Children: Some Special Problems
When the injury is to a child, there arise a number of special legal and other issues. It is even more difficult to predict outcomes when the survivor is a child. In particular, it is hard to predict exactly how a loss suffered by a child may manifest itself in economic terms. It is therefore crucial to address extensively the rehabilitation needs of the child; it is equally crucial to wait until the results come clear. It may be a number of years before anyone has a clear idea of the outcome. For example, until the child has finished high school it may be impossible to say whether he will be able to find competitive employment.
Insurance companies greatly prefer to pay out a child’s claim as soon as possible, because this minimizes their risk. It is difficult to decide whether to accept a settlement that must go into trust. Does one wait until the case becomes clearer?
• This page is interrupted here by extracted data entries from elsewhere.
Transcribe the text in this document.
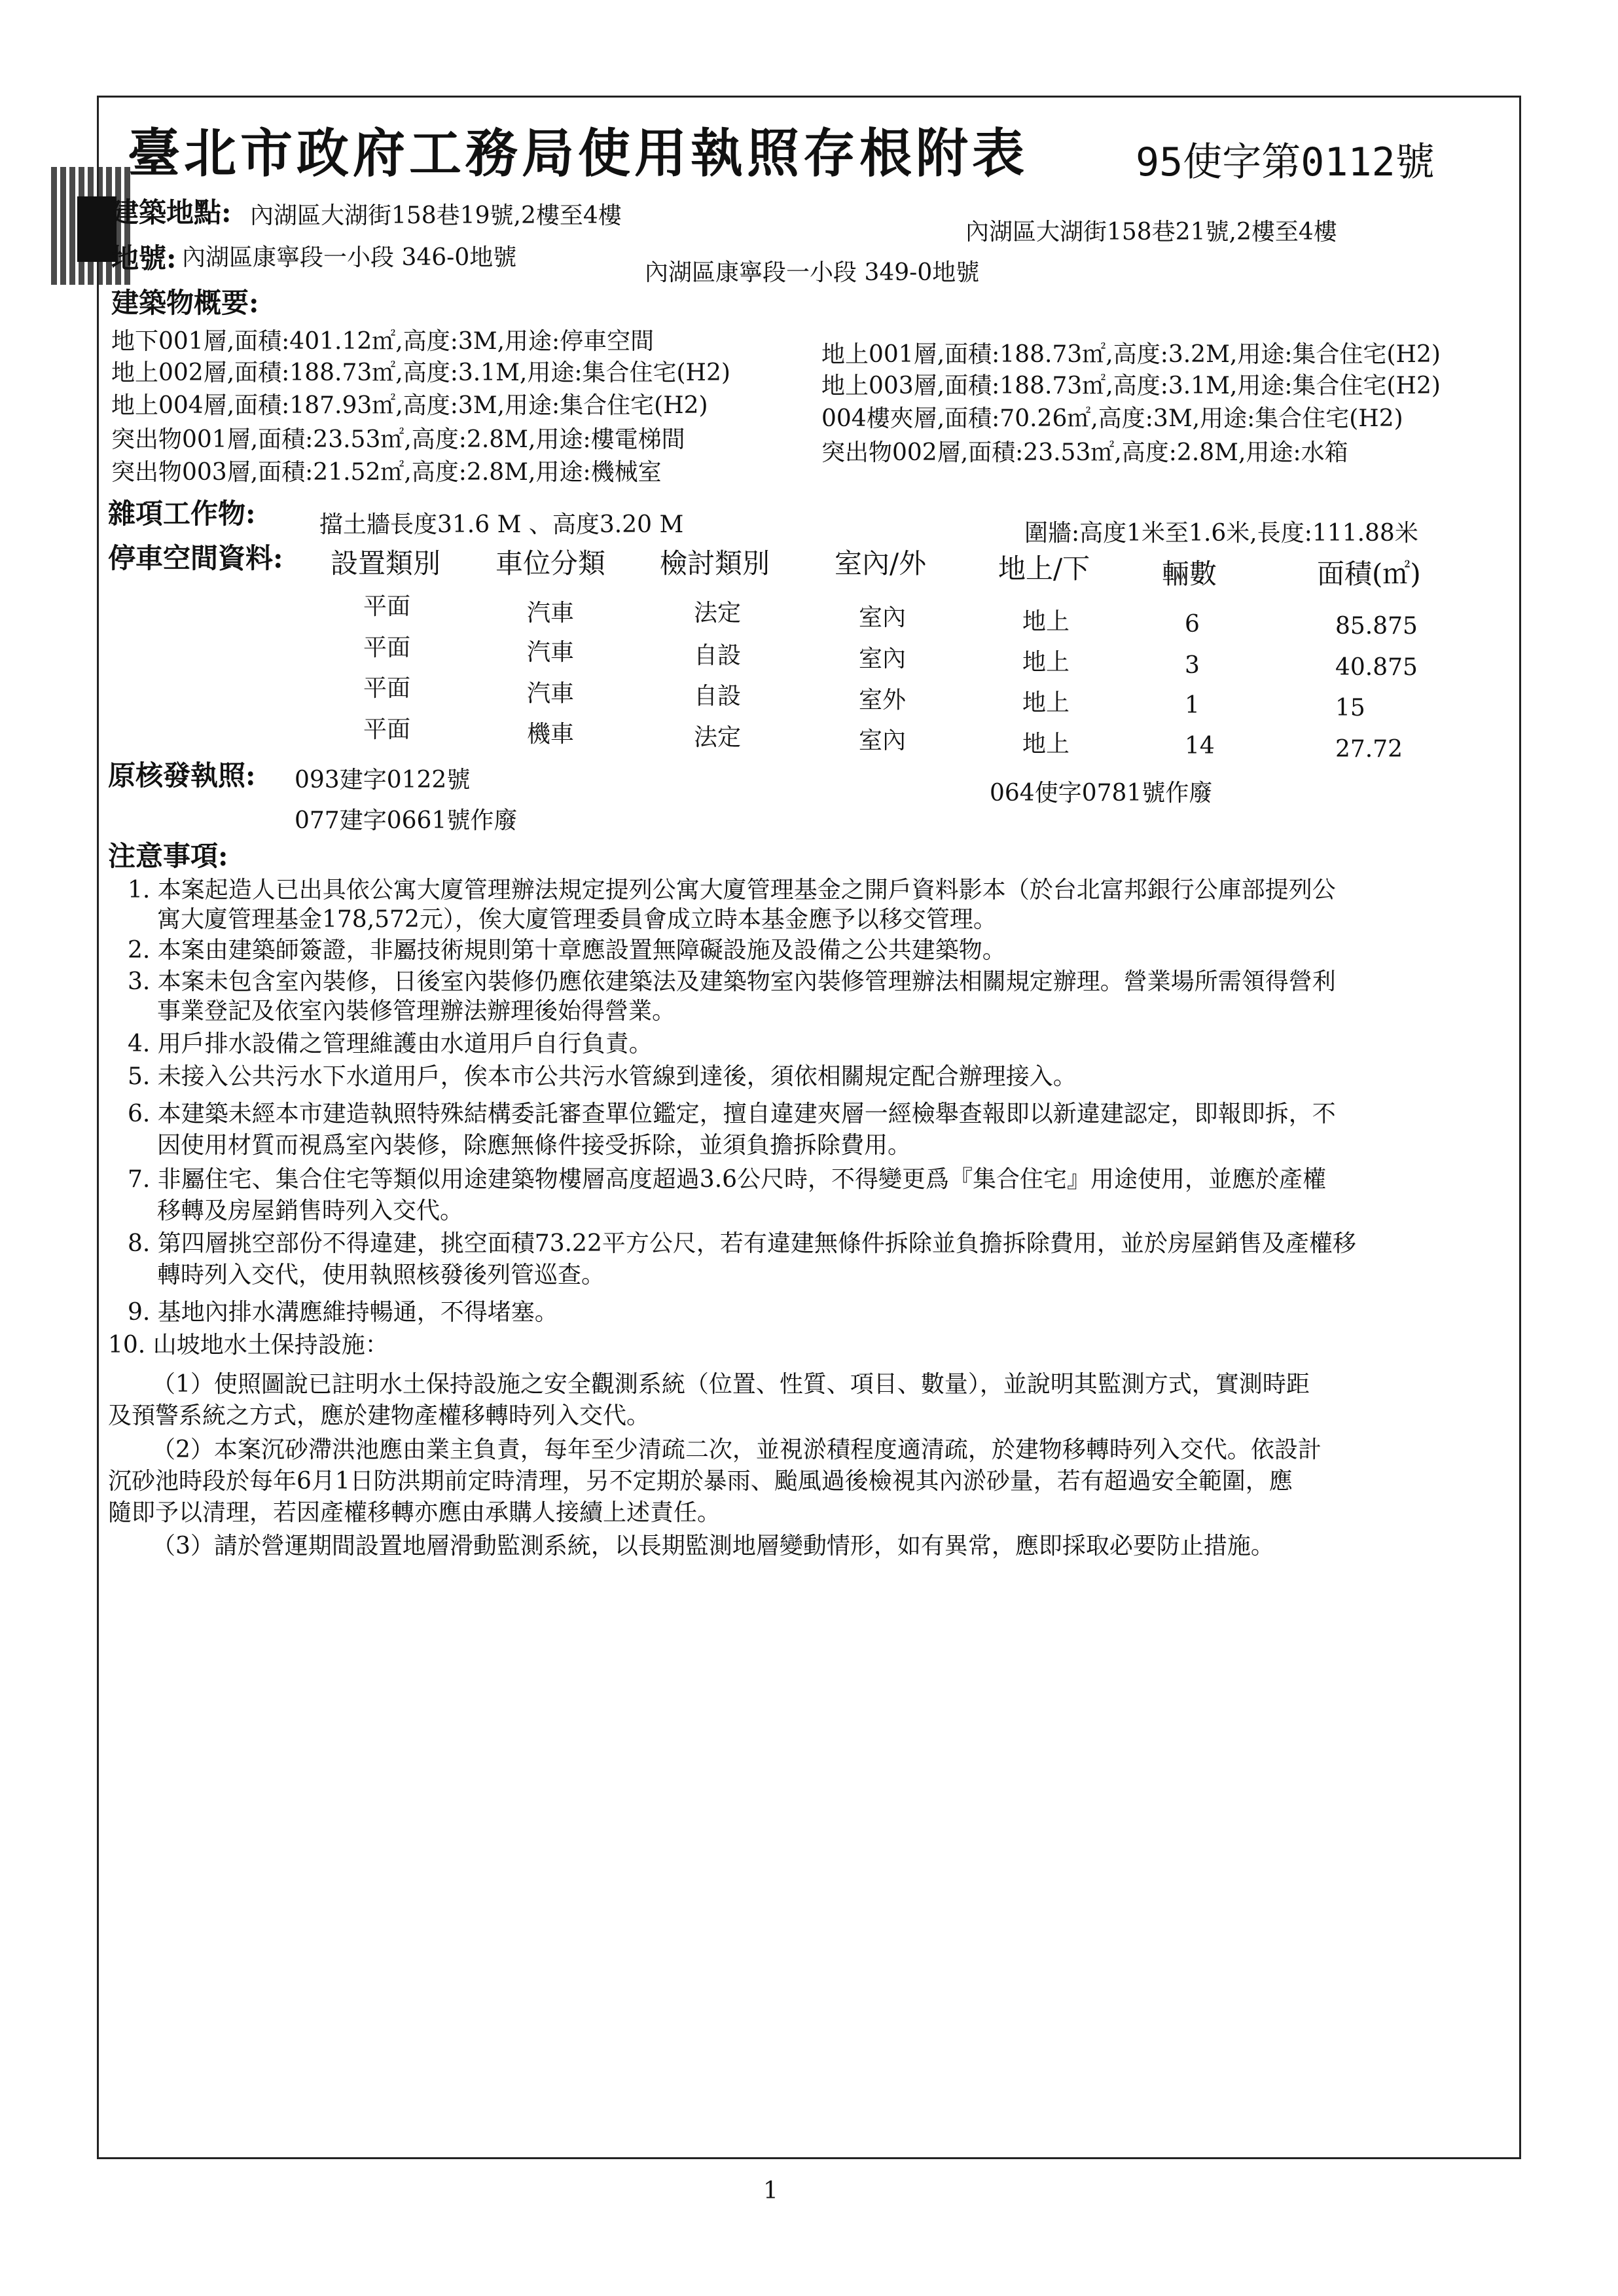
臺北市政府工務局使用執照存根附表	95使字第0112號
建築地點: 內湖區大湖街158巷19號,2樓至4樓
內湖區大湖街158巷21號,2樓至4樓
地號: 內湖區康寧段一小段 346-0地號
內湖區康寧段一小段 349-0地號
建築物概要:
地下001層,面積:401.12㎡,高度:3M,用途:停車空間
地上002層,面積:188.73㎡,高度:3.1M,用途:集合住宅(H2)
地上004層,面積:187.93㎡,高度:3M,用途:集合住宅(H2)
突出物001層,面積:23.53㎡,高度:2.8M,用途:樓電梯間
突出物003層,面積:21.52㎡,高度:2.8M,用途:機械室
地上001層,面積:188.73㎡,高度:3.2M,用途:集合住宅(H2)
地上003層,面積:188.73㎡,高度:3.1M,用途:集合住宅(H2)
004樓夾層,面積:70.26㎡,高度:3M,用途:集合住宅(H2)
突出物002層,面積:23.53㎡,高度:2.8M,用途:水箱
雜項工作物:	擋土牆長度31.6 M 、高度3.20 M	圍牆:高度1米至1.6米,長度:111.88米
停車空間資料: 設置類別 車位分類 檢討類別 室內/外	地上/下	輛數	面積(㎡)
平面	汽車	法定	室內	地上	6	85.875
平面	汽車	自設	室內	地上	3	40.875
平面	汽車	自設	室外	地上	1	15
平面	機車	法定	室內	地上	14	27.72
原核發執照: 093建字0122號
077建字0661號作廢
064使字0781號作廢
注意事項:
1. 本案起造人已出具依公寓大廈管理辦法規定提列公寓大廈管理基金之開戶資料影本（於台北富邦銀行公庫部提列公
寓大廈管理基金178,572元），俟大廈管理委員會成立時本基金應予以移交管理。
2. 本案由建築師簽證，非屬技術規則第十章應設置無障礙設施及設備之公共建築物。
3. 本案未包含室內裝修，日後室內裝修仍應依建築法及建築物室內裝修管理辦法相關規定辦理。營業場所需領得營利
事業登記及依室內裝修管理辦法辦理後始得營業。
4. 用戶排水設備之管理維護由水道用戶自行負責。
5. 未接入公共污水下水道用戶，俟本市公共污水管線到達後，須依相關規定配合辦理接入。
6. 本建築未經本市建造執照特殊結構委託審查單位鑑定，擅自違建夾層一經檢舉查報即以新違建認定，即報即拆，不
因使用材質而視爲室內裝修，除應無條件接受拆除，並須負擔拆除費用。
7. 非屬住宅、集合住宅等類似用途建築物樓層高度超過3.6公尺時，不得變更爲『集合住宅』用途使用，並應於產權
移轉及房屋銷售時列入交代。
8. 第四層挑空部份不得違建，挑空面積73.22平方公尺，若有違建無條件拆除並負擔拆除費用，並於房屋銷售及產權移
轉時列入交代，使用執照核發後列管巡查。
9. 基地內排水溝應維持暢通，不得堵塞。
10. 山坡地水土保持設施：
（1）使照圖說已註明水土保持設施之安全觀測系統（位置、性質、項目、數量），並說明其監測方式，實測時距
及預警系統之方式，應於建物產權移轉時列入交代。
（2）本案沉砂滯洪池應由業主負責，每年至少清疏二次，並視淤積程度適清疏，於建物移轉時列入交代。依設計
沉砂池時段於每年6月1日防洪期前定時清理，另不定期於暴雨、颱風過後檢視其內淤砂量，若有超過安全範圍，應
隨即予以清理，若因產權移轉亦應由承購人接續上述責任。
（3）請於營運期間設置地層滑動監測系統，以長期監測地層變動情形，如有異常，應即採取必要防止措施。
1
Sometimes parents were involved in the child’s injury. Parents should be aware that the insurance company may add them as defendants. This is done for tactical reasons, but also in some cases because the parents may bear some degree of fault. In many jurisdictions, if more than one person is at fault, each person is jointly responsible for all of the loss. Thus, an insurance company may be able to bring in another insurance company to share the expense. For that reason, when considering who will act as the litigation guardian for a child, consider a near relative rather than a parent.
Loss of privacy
There is an almost complete loss of privacy rights for a plaintiff’s medical, vocational, and other relevant documents and records. It is assumed that when a person makes a claim for a serious personal injury, he has voluntarily waived confidentiality. This may even apply to conversations between doctor and patient, but it certainly applies to doctors’ records. One should anticipate this.
The criminal justice system is not particularly forgiving of those who suffer behavioural problems following traumatic brain injury. If they are not insane and are found fit to stand trial, survivors of brain injuries will be dealt with like any other person before the court. It is best to make a serious effort to keep persons with brain injury problems out of the criminal court system. If a survivor does get embroiled, experts used in the civil justice system are useful in criminal proceedings.